È facile esser bestia, basta poter dar sfogo ai propri istinti senza freni, senza filtri, per l’eterna lotta della sopravvivenza, presente e – anche forse giustificata – nel mondo animale.
Ma quanto è invece difficile esser gentleman o gentlewoman…quanto costa lavorar su di sé per la ricerca di qualcosa di migliore di sé stesso, per migliorarsi, per crescer e diventar donne e uomini migliori.
Poco o tanto, ne vale la pena. È si lo dico a gran voce. Ne vale la pena e non solo per se stessi ma perché se metti in circolo bellezza, sentimento, positività…questi poi ti ritornano. Ne avevamo parlato con il concetto di energia, che muta, si trasforma ma non si distrugge. La bellezza anche. Più l’uomo si sforzerà di metterla in circolo rispettando la natura e gli altri esser umani e più questa gli tornerà sotto altre spoglie.
Per quello vi esorto a scegliere, sempre, perché solo così si cambia il mondo.
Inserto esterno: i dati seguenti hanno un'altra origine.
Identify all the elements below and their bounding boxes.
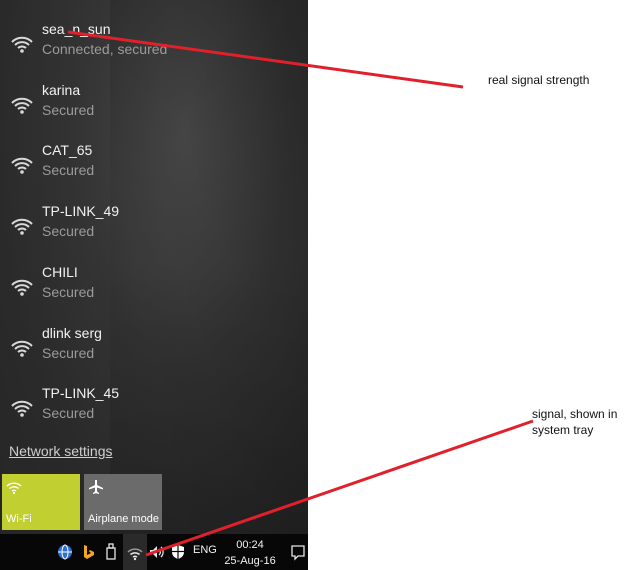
annotation-tray-signal: signal, shown in system tray bbox=[532, 407, 618, 437]
arrow-to-real-signal bbox=[67, 30, 464, 89]
annotation-real-signal-strength: real signal strength bbox=[488, 73, 590, 87]
arrow-to-tray-signal bbox=[145, 419, 534, 557]
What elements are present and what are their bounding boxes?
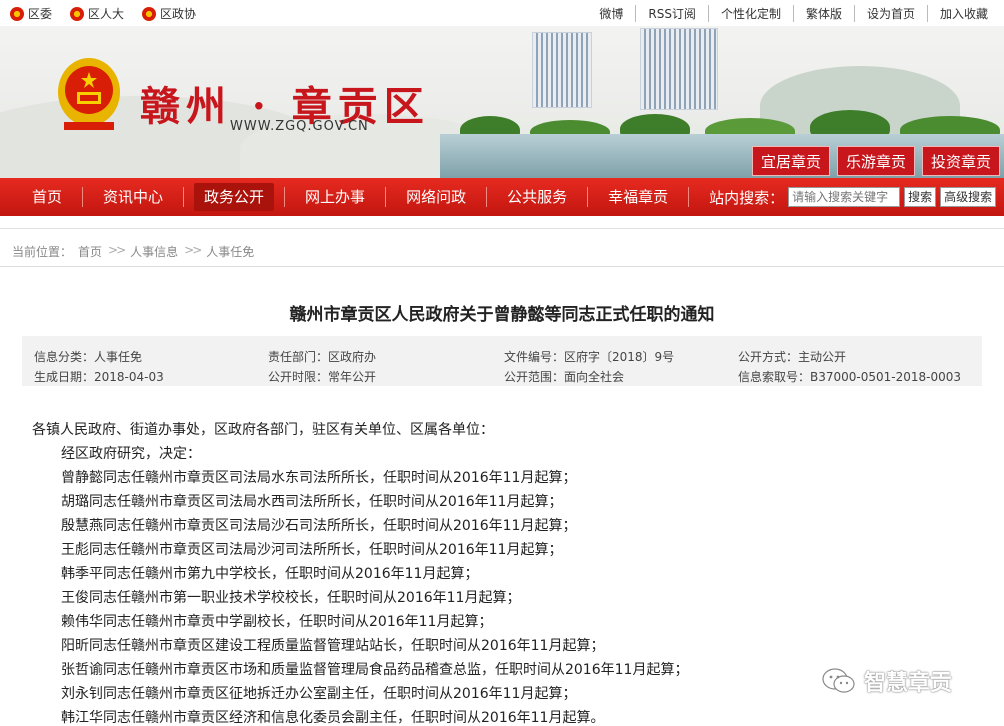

E basta poco per iniziare. Anche solo tramite una parola, un buongiorno, un sorriso. Questo significa esser gentleman? Per il sottoscritto, sì! Assolutamente. Poi viene il resto, poi viene il gusto per l’arte, per i locali, il viaggiare, tutto quello che nutre la mente e l’anima…ma si inizia con poco, con l’essenziale, con l’invisibile.